Here, we present the new concept of a two-step imaging protocol based on the recognition of bacterial infection with an antimicrobial peptide followed by its conjugation with a detection probe via bioorthogonal copper free “click” chemistry. The copper free click concept allows detection of bacteria in vivo (Baskin et al., 2007, Chang et al., 2010). This concept may be useful in clinical imaging for the careful assessment of infection, especially for the detection of antibiotic resistant, low grade and biofilm related infections. The hypothesis is that a clickable recognition probe such as Lysostaphin-Azide shall selectively target staphylococci. Then a small detection probe such as DIBO-Alexa applied in the second step shall specifically click azides of the bacteria associated Lysostaphin-Azide. This separation of the recognition probe from the detection probe promises an improvement in the efficacy and specificity of bacteria detection.

Lysostaphin was chosen as the recognition probe as it is an enzyme produced by Staphylococcus simulans which actively hydrolyzes coagulase-positive and coagulase-negative staphylococci (Bastos et al., 2010, Kloos and Schleifer, 1975, Kumar, 2008). In particular, it is active against MRSA (Methicillin Resistant Staphylococcus aureus) (Desbois et al., 2010a, Desbois et al., 2010b) and S. aureus and epidermidis biofilms (Wu et al., 2003). It was shown that Lysostaphin has antimicrobial activity against non-dividing and dividing cells (Bastos et al., 2010). Also it has very low to no toxicity and it does not have direct enzymatic activity on eukaryotic cells (Kokai-Kun et al., 2009). Lysostaphin is stable in vivo when conjugated to polyethylene glycol (PEG) (Walsh et al., 2003). Lysostaphin-PEG conjugates have reduced antimicrobial activity. However they have improved pharmacokinetics and reduced human antibody reactivity to Lysostaphin (Walsh et al., 2003) making them useful for a human therapy and imaging diagnostics. Therefore, we believe that Lysostaphin is a good candidate as a staphylococci imaging probe.

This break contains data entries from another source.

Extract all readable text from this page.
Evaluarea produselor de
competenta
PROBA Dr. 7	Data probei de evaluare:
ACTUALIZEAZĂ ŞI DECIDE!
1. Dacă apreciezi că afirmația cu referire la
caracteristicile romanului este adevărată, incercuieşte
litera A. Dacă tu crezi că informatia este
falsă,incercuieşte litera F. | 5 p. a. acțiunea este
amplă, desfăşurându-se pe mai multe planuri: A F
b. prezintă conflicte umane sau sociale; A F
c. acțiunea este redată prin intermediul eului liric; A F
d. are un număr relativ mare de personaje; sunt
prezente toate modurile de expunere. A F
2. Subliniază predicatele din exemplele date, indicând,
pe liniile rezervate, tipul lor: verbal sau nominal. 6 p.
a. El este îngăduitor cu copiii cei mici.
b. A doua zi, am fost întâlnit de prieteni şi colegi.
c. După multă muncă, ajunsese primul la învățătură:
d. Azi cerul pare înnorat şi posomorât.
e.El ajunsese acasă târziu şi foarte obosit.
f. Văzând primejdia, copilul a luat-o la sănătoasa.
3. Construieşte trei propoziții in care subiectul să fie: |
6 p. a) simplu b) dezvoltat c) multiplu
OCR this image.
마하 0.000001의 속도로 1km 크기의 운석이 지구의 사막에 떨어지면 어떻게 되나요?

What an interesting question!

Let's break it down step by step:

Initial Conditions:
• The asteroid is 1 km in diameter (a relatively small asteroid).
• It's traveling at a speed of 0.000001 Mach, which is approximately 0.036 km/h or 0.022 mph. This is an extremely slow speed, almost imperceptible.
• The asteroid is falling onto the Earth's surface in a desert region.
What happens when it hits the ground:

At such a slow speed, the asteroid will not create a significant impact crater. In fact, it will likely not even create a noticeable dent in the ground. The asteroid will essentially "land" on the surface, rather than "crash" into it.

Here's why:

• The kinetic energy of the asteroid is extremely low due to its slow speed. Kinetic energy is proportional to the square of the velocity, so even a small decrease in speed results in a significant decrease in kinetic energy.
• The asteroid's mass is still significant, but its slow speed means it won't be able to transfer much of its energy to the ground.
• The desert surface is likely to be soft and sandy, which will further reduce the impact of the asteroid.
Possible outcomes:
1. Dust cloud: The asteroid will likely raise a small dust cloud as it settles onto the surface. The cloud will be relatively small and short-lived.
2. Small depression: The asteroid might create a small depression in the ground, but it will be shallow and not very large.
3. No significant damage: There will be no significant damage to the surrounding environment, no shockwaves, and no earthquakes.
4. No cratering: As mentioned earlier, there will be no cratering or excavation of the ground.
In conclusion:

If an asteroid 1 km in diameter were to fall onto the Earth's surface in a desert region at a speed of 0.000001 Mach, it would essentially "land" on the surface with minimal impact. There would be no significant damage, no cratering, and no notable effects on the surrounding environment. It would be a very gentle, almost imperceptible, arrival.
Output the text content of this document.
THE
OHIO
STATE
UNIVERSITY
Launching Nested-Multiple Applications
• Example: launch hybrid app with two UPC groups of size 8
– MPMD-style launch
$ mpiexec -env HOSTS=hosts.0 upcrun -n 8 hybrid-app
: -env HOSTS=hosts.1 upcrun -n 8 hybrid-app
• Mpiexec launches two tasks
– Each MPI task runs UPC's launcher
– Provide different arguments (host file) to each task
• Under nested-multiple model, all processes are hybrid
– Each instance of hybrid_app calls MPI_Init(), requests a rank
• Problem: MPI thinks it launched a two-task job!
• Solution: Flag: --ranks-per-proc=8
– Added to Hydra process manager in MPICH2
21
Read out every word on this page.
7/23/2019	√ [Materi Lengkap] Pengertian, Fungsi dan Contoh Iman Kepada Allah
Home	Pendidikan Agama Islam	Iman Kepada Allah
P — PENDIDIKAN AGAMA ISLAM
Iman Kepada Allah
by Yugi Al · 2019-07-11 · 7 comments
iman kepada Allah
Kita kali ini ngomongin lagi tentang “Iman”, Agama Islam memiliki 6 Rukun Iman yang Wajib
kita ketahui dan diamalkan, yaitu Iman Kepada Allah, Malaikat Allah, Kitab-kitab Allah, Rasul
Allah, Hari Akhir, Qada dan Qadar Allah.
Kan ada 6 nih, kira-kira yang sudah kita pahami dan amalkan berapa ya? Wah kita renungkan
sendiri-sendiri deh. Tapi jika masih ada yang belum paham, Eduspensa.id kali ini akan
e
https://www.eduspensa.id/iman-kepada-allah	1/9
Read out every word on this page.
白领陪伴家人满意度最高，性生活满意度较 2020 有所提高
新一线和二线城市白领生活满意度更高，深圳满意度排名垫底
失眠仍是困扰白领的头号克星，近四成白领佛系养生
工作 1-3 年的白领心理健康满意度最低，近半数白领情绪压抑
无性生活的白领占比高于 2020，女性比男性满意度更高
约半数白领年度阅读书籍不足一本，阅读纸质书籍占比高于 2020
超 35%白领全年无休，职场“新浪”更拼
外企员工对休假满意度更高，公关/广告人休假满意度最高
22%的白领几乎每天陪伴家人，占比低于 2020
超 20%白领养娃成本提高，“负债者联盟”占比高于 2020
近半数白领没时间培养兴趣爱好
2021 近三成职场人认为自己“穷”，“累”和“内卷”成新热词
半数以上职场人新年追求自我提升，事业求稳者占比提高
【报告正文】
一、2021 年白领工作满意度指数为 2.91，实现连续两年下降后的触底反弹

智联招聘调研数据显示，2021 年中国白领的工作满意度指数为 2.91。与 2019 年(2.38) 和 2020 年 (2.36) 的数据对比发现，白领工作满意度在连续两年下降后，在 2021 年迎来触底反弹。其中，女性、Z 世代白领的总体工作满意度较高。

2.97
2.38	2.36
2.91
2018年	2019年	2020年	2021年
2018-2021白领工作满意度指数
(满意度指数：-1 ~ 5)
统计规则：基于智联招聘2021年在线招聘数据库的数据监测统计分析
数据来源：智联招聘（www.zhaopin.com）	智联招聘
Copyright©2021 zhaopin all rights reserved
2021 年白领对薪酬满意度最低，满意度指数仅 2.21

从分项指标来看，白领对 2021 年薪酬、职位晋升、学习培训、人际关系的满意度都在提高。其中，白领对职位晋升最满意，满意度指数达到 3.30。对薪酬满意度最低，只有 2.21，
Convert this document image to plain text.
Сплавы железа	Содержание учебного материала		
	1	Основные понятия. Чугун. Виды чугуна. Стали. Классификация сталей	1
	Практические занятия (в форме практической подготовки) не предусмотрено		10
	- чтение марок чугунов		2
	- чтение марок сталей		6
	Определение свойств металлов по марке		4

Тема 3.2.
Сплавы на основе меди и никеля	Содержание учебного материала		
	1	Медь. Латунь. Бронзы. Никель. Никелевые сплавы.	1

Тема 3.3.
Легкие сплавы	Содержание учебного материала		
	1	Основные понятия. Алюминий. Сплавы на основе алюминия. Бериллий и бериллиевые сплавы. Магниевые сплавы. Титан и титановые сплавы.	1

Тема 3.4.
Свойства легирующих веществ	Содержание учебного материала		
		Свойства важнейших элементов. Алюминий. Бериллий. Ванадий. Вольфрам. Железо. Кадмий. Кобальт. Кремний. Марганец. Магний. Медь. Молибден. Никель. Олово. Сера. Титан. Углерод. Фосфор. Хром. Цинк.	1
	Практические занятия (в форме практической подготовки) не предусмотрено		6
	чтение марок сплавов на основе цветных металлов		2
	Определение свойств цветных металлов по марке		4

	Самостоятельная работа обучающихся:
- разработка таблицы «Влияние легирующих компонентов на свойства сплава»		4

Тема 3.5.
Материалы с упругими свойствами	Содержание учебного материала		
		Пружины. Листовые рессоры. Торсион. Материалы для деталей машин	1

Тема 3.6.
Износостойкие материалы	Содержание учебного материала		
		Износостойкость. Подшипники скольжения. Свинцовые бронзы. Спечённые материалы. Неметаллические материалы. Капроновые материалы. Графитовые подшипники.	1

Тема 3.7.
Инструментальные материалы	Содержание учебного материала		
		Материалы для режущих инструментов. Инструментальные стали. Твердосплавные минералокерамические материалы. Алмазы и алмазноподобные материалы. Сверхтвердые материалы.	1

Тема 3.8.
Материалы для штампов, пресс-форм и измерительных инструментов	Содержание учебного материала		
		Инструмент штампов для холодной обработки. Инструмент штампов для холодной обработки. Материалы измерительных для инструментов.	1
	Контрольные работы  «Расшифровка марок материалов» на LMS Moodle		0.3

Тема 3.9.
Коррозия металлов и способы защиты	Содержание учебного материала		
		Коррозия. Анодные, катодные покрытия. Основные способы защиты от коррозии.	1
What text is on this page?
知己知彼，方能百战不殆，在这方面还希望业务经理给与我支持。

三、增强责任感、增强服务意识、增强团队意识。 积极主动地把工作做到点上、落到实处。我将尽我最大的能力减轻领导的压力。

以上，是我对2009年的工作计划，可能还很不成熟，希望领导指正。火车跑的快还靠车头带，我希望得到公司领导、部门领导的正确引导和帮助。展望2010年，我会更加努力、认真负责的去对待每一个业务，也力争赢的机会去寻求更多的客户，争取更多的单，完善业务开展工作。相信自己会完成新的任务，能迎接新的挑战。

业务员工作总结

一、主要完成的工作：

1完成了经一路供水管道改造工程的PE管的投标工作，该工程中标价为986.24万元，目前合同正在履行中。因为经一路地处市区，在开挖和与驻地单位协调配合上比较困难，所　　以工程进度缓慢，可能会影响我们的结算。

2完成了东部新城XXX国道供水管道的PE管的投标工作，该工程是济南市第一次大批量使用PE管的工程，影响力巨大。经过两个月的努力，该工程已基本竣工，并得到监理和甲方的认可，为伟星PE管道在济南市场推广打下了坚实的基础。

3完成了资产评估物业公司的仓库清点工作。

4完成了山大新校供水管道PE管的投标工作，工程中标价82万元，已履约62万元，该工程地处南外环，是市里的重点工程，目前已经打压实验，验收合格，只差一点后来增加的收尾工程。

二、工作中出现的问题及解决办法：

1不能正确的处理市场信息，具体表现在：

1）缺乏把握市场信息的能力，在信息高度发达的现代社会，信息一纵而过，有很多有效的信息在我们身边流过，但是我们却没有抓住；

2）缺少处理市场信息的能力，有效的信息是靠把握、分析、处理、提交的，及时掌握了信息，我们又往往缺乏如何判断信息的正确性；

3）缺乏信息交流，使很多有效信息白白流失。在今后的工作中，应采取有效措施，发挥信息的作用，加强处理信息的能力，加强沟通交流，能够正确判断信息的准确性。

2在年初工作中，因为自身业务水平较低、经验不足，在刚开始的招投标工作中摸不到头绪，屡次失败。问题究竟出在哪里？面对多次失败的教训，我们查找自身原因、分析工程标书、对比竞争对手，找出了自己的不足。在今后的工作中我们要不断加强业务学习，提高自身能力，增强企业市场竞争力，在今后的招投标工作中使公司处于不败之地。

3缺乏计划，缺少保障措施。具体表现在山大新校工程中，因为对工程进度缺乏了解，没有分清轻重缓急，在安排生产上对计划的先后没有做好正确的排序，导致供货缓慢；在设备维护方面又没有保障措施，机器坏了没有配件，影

Here, we tested feasibility of selective staphylococci detection with modified Lysostaphin using one and two-step labeling protocols in vitro and in vivo. In the two-step labeling protocol Lysostaphin was modified with azide (N₃) groups and applied to two different bacterial species, the Gram positive bacterium S. aureus and the Gram negative bacterium Escherichia coli. Both species were then clicked to a DIBO containing fluorescent probe. Scheme 1 shows the principle of the novel two-step labeling of S. aureus with Lysostaphin-Azide and DIBO-Alexa. In addition cytotoxicity of the click components on eukaryotic cells was performed.